Logic Programming in HANSEI (original) (raw)

We introduce logic programming in Hansei on the classical example of the appendrelation. Append relates three lists l1, l2 and l3 such that l3 is the concatenation of l1 and l2. All throughout we take our lists to be lists of booleans. We will contrast Prolog code with Hansei code, developing both incrementally and interactively. The responses of Prolog resp. OCaml top-level are indented.
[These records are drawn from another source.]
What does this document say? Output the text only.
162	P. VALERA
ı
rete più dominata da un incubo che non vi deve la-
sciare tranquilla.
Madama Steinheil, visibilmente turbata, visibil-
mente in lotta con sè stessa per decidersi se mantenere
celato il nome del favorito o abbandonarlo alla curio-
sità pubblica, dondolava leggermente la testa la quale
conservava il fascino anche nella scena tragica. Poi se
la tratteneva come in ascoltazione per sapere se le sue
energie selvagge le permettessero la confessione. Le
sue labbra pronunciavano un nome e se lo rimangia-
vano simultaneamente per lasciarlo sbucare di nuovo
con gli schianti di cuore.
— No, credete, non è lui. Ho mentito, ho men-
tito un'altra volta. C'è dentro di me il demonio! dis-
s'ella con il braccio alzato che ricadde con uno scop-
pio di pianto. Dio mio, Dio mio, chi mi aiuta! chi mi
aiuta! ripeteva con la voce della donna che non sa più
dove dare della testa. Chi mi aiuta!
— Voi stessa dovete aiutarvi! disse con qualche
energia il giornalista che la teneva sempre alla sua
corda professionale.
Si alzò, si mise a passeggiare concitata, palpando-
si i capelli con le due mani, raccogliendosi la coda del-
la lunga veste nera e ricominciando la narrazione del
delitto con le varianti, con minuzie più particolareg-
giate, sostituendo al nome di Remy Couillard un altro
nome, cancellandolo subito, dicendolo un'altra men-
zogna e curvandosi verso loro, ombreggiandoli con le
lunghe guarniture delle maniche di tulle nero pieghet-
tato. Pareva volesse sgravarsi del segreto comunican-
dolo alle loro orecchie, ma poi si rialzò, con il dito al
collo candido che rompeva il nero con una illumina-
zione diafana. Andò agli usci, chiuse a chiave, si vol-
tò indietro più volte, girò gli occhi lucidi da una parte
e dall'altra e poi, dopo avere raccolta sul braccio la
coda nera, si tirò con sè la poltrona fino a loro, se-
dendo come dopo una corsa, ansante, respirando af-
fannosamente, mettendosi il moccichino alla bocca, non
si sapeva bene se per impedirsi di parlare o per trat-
In Prolog, the append relation is stated as:

 append([],L,L).
 append([H|T],L,[H|R]) :- append(T,L,R).

declaring that an empty list is a prefix of any list, a list is a suffix of itself, and prepending to the prefix of a list prepends to the list. Certainly append can concatenate two lists:

 ?- append([t,t,t],[f,f],X).
      X = [t, t, t, f, f].

By passing a free logic variable as one of the two first arguments, we can concatenate not fully-determined lists:

 ?- append([t,t,t],X,R).
      R = [t, t, t|X].

We see the single result, which stands for every list with the prefix [t,t,t]. Such a compact representation of an infinite set is an asset. Alas, it is not always available, and is often a mirage. For example, if we pass a free variable as the first argument ofappend, Prolog responds differently:

 ?- append(X,[f,f],R).
      R = [f, f] ;
      R = [_G328, f, f] ;
      R = [_G328, _G334, f, f] ;
      R = [_G328, _G334, _G340, f, f] .

with an infinite set of answers, to be enumerated indefinitely. It may not be fully apparent that our Prolog code has not faithfully represented the original problem: to relate boolean lists. The last two answers describe lists of more than mere booleans. We have to impose the restriction, by defining the type predicates

 bool(t).
 bool(f).
 boollist([]).
 boollist([H|T]) :- bool(H), boollist(T).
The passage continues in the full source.